Create a brochure, a one-pager, or a short presentation. Focus on the Job, the needs and desired outcomes, the problems, the core value, and how your product will be differentiated. Don’t go too deep into the product features and specifications. The important thing is to establish compelling value, and to ask for the sale. Creating a brochure, for example, will keep you from becoming too inwardly focused.

Don’t worry too much about how much you charge. At this stage, it’s more about money changing hands than generating a certain amount of revenue.

With preselling, only unaffiliated revenue counts. Go see your ideal customers, explain how your product concept addresses their needs, and try to get 10 prospects to buy before you have a finished product.

If they buy, make sure you take the money. Prospects will often start asking different questions once they are committed.

Common Objections

If they don’t buy, make sure you understand why:

  • Was the price too high? The perception of value was either too low to warrant the change or the risk is viewed as too high.
  • Were the budgets already assigned? Is this a stalling technique? What’s the real issue? Can budgets be reassigned?
  • Is it not a priority? Why isn’t it a priority? What is getting prioritized over this?
  • Is there too much risk? How can you mold your solution to make it easier to adopt? Can you take on some of their responsibilities?
  • Will someone object? What are their concerns?
  • Is something missing? What features are missing? What outcomes are neglected? Why do those features matter?
  • Was the value not clear enough? Was it the pitch or the value proposition? Take a step back. Refine your value proposition based on the new findings.
  • Did the proposition not sell enough value? What were the expectations? What would be deemed as ‘enough’?
  • Was it not the right time? Why is it not the right time? Are they lacking resources? Are there ways to reduce the perception of risk?
  • Are there other solutions in the pipeline? What solutions are getting prioritized? Are they external or internal solutions? Is your product sufficiently differentiated?
  • Are they committed with the competition? How could you create more valued differentiation?
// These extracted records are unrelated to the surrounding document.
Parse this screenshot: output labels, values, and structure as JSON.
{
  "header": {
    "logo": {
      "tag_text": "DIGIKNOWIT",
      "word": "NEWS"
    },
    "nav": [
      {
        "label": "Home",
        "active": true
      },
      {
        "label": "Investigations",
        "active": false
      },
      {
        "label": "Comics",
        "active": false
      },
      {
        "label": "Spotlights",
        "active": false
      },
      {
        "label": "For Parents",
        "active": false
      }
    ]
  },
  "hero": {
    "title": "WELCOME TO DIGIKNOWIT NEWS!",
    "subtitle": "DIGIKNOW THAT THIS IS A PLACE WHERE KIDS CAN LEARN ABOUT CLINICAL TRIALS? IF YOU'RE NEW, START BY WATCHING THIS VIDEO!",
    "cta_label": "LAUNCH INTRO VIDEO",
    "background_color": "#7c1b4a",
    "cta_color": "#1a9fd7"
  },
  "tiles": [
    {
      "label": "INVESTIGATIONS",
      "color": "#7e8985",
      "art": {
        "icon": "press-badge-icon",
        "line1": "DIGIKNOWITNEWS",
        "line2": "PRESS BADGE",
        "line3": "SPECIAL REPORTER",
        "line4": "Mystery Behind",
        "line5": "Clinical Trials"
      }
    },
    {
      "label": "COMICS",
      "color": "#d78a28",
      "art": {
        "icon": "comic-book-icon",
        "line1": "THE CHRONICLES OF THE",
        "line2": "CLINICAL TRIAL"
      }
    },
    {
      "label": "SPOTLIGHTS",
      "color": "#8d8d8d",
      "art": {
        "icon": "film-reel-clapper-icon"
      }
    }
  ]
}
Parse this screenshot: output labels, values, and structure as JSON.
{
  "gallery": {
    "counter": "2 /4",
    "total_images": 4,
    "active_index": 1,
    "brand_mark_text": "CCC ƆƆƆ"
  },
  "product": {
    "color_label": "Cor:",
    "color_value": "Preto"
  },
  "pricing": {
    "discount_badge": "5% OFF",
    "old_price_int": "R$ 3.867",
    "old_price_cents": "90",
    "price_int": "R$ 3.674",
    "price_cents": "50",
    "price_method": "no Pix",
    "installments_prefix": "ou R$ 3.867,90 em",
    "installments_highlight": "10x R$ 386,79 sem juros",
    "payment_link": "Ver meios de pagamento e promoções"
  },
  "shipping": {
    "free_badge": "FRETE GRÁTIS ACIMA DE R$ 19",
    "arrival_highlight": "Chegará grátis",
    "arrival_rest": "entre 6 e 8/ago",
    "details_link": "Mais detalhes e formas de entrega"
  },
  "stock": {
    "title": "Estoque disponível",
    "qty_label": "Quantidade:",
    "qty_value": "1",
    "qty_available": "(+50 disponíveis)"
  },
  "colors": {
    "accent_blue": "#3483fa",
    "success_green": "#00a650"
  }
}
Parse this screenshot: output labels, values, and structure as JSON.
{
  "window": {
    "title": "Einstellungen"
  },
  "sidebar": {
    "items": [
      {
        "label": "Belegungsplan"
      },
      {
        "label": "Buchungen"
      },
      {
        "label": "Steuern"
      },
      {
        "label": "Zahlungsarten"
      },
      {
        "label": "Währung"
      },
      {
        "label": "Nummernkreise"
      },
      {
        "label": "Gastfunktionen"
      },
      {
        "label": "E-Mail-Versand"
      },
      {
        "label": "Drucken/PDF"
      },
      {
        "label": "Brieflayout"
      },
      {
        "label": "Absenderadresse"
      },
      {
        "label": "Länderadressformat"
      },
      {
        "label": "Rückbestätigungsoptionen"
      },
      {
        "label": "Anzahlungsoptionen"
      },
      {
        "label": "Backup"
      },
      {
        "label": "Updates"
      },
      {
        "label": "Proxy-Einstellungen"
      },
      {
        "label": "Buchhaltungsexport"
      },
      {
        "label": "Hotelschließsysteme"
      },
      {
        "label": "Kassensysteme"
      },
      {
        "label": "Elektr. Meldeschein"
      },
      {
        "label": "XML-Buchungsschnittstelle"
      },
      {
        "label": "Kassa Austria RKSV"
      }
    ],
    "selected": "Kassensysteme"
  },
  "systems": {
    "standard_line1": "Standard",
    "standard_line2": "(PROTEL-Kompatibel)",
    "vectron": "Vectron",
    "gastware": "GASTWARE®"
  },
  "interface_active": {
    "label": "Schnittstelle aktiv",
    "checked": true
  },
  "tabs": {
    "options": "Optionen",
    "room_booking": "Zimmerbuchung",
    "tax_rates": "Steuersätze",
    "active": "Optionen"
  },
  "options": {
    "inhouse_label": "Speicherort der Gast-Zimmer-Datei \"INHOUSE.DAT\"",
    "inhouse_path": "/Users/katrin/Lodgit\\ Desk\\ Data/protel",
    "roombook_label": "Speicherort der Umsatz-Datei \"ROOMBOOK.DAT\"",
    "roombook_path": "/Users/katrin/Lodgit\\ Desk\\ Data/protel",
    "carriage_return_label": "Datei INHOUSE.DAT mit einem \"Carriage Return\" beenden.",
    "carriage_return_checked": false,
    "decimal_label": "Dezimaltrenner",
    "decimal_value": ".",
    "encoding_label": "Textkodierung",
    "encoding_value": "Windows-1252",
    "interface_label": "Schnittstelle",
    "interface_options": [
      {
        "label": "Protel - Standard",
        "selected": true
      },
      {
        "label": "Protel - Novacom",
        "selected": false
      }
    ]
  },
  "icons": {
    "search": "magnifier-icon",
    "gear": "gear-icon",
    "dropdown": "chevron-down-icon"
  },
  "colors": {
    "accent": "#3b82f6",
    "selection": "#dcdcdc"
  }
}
Learning Through Preselling

Take note of the objections and keep pitching. Only consider changing your concept once you’ve pitched more than 20 qualified prospects without being able to get a sale.

As serial entrepreneur Dan Martell says: “Most people make the mistake of changing the specs on the product for every conversation. As a result, they end up with different feature requests, and all of a sudden, they have ten new customers and ten new features to add, and it’s essentially professional services.”

Don’t move forward until you’re able to get 5-10 pre-orders for your product concept.